Wednesday, June 25, 2008

Barefoot Bloggers: Sandwich de Parmesan Chicken with Lemon Vinaigrette Salad

Twice each month, the Barefoot Bloggers select and make a recipe by Ina Garten, the Barefoot Contessa, and post our results on our blogs, and then discuss it on the group blog. This group is a welcome option for those of us who don't necessarily turn out the prettiest cakes, brave and daring confections, or bakery wonders. Sometimes a challenge is terrific with just simple, good food, with a stick of butter.

Challenge Two for June 2008 was a Parmesan chicken recipe, selected by Megan of My Baking Adventures. At first I had a less than gung ho reaction because I pictured breaded chicken in tomato sauce and cheese. But no, Ina's recipe is lighter and livelier (unusual for her!) and, as soon as I read it, I thought would make a wonderful little sandwich.

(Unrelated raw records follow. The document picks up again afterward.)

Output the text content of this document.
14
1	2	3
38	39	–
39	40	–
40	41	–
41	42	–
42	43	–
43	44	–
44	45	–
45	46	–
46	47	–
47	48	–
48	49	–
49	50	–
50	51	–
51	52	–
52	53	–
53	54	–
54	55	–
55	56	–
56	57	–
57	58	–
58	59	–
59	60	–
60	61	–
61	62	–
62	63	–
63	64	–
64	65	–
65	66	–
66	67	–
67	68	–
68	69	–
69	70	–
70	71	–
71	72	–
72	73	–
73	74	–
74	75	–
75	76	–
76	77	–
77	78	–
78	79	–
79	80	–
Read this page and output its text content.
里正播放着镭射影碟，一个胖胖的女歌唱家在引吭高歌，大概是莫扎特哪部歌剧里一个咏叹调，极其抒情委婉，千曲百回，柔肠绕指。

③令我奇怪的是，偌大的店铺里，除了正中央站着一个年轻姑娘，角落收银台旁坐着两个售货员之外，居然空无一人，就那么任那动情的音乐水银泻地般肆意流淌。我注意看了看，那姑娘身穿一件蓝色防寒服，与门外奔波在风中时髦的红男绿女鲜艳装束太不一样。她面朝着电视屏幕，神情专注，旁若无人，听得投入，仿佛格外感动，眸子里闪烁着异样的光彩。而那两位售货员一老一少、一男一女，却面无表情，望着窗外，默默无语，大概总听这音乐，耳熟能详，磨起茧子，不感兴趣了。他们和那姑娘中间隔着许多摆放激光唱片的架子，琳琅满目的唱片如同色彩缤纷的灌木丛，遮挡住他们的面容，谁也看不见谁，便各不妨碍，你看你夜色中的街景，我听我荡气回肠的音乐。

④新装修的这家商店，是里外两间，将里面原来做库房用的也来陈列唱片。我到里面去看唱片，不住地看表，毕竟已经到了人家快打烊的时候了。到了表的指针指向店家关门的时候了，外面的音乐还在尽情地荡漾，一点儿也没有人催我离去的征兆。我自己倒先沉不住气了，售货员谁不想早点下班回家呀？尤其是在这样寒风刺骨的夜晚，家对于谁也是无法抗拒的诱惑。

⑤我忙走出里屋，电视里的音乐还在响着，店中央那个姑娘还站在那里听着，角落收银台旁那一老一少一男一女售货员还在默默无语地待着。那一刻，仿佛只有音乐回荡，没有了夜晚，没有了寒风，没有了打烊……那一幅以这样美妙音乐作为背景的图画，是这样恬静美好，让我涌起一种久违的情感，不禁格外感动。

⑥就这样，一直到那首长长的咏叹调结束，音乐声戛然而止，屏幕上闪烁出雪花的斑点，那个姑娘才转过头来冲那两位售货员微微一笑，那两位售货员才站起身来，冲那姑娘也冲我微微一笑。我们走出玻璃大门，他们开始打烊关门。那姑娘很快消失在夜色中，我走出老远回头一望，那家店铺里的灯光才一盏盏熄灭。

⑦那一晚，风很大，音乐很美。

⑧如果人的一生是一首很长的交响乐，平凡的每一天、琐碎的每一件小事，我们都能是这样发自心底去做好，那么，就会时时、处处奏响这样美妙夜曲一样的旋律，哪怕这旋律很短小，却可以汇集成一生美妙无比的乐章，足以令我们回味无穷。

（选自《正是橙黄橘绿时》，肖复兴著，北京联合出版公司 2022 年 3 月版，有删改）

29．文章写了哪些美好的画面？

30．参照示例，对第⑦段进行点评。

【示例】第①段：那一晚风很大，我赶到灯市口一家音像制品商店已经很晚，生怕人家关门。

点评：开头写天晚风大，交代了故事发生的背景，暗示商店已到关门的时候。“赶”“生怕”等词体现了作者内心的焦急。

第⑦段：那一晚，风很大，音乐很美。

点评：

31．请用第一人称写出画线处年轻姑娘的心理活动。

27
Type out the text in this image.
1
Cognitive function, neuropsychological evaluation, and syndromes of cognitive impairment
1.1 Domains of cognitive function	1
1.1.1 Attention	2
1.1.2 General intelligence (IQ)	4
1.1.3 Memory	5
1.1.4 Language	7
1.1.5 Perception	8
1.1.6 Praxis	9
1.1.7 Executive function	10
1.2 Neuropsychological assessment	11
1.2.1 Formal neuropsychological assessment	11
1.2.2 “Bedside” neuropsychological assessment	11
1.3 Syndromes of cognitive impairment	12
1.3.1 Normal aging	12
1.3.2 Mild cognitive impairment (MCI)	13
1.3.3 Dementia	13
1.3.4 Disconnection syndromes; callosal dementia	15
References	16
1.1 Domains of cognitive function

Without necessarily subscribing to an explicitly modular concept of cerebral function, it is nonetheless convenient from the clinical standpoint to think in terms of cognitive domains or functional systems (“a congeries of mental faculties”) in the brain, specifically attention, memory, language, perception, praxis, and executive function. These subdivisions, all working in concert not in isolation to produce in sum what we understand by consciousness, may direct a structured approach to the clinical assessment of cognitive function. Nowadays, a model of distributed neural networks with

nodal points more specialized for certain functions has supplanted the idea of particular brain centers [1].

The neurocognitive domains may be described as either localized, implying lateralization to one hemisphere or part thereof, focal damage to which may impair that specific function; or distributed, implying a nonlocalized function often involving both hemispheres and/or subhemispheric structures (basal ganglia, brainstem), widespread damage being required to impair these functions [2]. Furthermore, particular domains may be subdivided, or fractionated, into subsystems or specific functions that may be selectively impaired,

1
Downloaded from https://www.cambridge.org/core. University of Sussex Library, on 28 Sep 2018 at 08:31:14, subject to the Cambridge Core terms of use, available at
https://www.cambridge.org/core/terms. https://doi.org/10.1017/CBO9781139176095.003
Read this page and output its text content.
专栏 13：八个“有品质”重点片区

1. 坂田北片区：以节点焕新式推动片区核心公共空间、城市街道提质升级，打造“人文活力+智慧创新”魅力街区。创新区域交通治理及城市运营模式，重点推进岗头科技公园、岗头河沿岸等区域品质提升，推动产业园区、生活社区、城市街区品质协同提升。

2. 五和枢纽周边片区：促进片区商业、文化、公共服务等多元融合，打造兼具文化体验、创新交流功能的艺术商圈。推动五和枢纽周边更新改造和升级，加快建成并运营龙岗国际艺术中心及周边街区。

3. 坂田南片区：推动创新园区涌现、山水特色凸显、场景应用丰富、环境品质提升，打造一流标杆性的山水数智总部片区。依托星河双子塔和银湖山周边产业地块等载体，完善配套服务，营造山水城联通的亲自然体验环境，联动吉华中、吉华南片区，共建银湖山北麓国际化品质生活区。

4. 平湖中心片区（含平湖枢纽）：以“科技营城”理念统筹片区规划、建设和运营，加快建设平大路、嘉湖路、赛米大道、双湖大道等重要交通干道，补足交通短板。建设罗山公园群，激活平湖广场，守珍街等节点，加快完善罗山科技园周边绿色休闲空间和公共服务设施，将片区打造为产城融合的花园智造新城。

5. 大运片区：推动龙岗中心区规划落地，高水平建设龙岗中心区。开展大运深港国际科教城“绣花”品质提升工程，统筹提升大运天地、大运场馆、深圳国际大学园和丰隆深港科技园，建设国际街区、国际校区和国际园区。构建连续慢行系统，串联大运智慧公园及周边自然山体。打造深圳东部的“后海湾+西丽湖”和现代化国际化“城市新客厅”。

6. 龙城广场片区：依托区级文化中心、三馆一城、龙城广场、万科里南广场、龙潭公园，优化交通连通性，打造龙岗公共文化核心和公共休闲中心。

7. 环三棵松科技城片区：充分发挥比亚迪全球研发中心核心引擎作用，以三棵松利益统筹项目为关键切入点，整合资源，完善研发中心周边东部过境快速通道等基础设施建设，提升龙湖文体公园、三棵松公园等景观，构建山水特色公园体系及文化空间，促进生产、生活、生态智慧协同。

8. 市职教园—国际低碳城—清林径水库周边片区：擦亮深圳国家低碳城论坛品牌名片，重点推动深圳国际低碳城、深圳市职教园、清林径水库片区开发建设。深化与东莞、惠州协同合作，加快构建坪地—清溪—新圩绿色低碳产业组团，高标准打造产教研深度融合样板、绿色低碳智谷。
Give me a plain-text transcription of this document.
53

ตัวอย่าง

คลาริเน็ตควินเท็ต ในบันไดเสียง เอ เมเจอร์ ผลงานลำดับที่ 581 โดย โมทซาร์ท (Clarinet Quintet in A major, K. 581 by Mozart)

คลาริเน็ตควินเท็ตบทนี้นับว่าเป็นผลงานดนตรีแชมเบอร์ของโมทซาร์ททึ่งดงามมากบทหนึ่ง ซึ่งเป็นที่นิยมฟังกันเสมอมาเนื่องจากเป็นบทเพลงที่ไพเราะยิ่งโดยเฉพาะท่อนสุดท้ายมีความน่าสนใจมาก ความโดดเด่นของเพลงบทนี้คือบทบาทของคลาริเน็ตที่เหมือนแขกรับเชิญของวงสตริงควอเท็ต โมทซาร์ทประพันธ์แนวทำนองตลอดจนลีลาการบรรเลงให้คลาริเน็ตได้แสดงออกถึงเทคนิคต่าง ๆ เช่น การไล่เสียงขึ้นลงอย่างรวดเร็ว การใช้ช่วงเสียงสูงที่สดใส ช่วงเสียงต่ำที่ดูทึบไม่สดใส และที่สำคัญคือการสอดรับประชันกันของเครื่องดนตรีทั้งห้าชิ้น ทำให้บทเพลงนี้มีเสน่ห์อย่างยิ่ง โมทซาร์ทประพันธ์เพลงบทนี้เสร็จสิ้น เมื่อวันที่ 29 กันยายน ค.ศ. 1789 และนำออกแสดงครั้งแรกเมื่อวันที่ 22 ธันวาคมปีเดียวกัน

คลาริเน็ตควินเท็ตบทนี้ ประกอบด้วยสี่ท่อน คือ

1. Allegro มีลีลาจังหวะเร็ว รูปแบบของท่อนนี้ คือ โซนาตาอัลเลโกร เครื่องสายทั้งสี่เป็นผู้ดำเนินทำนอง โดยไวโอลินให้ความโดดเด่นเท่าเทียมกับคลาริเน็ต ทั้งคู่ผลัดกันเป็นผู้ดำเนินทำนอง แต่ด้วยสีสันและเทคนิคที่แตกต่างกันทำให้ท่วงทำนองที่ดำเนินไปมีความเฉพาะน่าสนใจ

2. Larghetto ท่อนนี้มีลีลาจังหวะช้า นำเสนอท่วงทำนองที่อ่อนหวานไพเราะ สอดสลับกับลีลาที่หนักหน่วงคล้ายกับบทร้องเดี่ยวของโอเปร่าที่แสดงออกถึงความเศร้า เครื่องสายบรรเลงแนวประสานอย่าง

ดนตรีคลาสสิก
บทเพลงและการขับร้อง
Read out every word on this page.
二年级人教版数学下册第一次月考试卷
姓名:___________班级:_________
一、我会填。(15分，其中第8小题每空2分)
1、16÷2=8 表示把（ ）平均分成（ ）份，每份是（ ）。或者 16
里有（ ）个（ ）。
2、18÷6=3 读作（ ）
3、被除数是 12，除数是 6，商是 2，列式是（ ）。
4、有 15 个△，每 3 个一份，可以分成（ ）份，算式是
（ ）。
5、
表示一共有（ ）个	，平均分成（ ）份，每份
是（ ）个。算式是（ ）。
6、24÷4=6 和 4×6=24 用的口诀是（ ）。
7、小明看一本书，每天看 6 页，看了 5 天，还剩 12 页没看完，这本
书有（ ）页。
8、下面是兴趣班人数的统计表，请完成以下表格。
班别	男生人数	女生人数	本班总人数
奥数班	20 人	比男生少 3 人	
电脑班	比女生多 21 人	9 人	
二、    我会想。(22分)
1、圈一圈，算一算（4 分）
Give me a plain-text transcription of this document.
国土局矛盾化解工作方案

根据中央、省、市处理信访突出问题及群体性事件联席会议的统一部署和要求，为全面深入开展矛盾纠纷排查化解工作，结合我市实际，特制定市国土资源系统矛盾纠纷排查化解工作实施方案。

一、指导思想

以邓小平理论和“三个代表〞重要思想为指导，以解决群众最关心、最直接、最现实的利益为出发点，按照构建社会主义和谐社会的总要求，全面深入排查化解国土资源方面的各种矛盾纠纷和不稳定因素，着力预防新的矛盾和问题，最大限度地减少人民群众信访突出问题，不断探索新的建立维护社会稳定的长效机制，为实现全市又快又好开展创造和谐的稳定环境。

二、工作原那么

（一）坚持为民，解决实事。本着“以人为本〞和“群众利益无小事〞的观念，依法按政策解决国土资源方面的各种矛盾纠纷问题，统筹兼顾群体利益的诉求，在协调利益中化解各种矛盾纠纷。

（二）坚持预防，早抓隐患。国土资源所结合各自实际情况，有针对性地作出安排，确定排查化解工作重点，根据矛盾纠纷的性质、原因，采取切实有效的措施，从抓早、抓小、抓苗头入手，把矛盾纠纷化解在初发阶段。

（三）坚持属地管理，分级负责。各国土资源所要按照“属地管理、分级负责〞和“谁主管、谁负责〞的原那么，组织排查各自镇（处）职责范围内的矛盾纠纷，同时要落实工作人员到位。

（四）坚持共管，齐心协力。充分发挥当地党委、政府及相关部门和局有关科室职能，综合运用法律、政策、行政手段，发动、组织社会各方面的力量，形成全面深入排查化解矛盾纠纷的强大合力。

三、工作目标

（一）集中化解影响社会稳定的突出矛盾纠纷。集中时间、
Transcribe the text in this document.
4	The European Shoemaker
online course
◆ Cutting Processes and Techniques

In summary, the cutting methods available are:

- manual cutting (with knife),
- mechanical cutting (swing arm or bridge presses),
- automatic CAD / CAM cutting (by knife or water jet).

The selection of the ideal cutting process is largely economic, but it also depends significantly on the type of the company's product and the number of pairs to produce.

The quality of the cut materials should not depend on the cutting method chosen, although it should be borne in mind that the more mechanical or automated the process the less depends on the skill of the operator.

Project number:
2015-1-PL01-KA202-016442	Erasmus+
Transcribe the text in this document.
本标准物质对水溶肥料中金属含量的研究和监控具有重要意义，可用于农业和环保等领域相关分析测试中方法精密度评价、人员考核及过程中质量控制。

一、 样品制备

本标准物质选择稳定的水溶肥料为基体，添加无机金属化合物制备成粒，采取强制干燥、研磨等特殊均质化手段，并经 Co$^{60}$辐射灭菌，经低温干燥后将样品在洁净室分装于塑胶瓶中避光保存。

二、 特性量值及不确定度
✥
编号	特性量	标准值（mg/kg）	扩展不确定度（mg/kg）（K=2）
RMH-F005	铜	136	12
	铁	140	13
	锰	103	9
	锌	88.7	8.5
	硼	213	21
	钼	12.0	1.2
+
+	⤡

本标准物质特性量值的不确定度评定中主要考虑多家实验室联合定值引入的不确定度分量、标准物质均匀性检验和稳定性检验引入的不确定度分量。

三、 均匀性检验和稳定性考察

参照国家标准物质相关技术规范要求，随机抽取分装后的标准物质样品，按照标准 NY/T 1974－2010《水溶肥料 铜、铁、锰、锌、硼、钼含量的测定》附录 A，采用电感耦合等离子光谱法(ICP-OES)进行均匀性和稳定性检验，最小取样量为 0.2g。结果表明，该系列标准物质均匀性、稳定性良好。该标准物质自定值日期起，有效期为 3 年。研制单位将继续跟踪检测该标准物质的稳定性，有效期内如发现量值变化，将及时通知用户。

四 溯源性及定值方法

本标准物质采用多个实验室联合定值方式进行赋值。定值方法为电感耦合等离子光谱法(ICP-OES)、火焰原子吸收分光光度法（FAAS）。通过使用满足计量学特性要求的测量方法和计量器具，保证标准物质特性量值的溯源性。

My contribution to the challenge is Sandwich de Parmesan Poulet avec Citron Vinaigrette Salade. I don't speak a lick of French, so that's a total affectation.

Away we go!

First, we're going to bread the chicken. I wanted thin, tender strips, so I just used two chicken tenders, and flattened them a bit more. I set up a small plate of flour, bread crumbs seasoned with Penzey's and fresh Parmesan, and a beaten egg. Dip the chicken in flour, then egg, and finally bread crumbs and Parmesan. In the pic below, I've already got my salad greens chopped and dressed, with a bit of extra lemon vinaigrette on the side.

Add the breaded chicken tenders to a pan with a pat of butter and a splash olive oil. Pan fry on each side until golden brown. These cooked very quickly due to the thinness. First one side ...

... then the other. Hey, these are looking pretty good! I'm pleased with myself.

I had a toasted rosemary baguette ready, and I'd already made the lemon vinaigrette and chopped salad greens. I lightly dressed the greens, put them on the toasted roll, added a chicken Parmesan tender, and then sprinkled the chicken liberally with more vinaigrette. I put the remainder of a small portion in an egg cup.

Voila! A sandwich of Parmesan chicken with lemon dressed salad greens. It was QUITE good and I'm pleased I made it. I changed the original recipe by presenting it as a sandwich instead of an entree, however, the biggest adaptation I made was with the lemon vinaigrette. It's quite a simple recipe really, just olive oil, lemon juice, salt and pepper. When I read it, I thought "well you know, I *just* made Preserved Meyer Lemons (May 2008 issue of Gourmet magazine), which are loaded with salt and olive oil, so I thought why not use some of my newly preserved lemon? The ingredients are spot on.

I poured a splash of olive oil in a small blender cup, added 1/8 of a preserved lemon slice (half of a lemon quarter), the juice of half a lemon, lots of ground pepper, and a tiny smidgen of garlic aoili to emulsify it. No added salt because the preserved lemon was salty. I blended it up and it was just excellent. That salty preserved lemon contrasted nicely with the rich oil and tart lemon juice, and barely any was needed. I'll use that again for sure. Mmm, on fish!

Verdict: Simple and delicious
Skill: Not much of any, really
Repeat: Definitely


  1. Your lemon vinaigrette sounds amazing! I will have to try this as a sandwich next time...sounds super tasty!

  2. it looks and sounds delicious! great idea to turn it into a sandwich!

  3. I didn't even think sandwich--great job! Love the preserved lemons too--you took it to all whole new level AND gave it a fancy name! Got to take a look at your site--great pictures and I love the name!

  4. Love the verdict. You know, I think I want your sandwich NOW. It looks so very good.

  5. wow, sounds great!! the sandwich idea is fantastic, and that vinaigrette really sounds amazing. nice job!

  6. What a fancy sandwich! :)
    Where did you find Meyer lemons? I cant seem to ever find any.

  7. Hi! I'm lucky enough that my sister's next door neighbor, in Marin County, has a tree full of them. She just gave me a big bag of them and they were going soft quickly (I think past their prime) and preserving them seemed the way to go. I thought they were a cool weather thing, but perhaps Marin County's weather is cool enough to get them this late in the year. VERY occasionally, I see a package of four at Trader Joe's, but I think not recently -- probably past their picking season.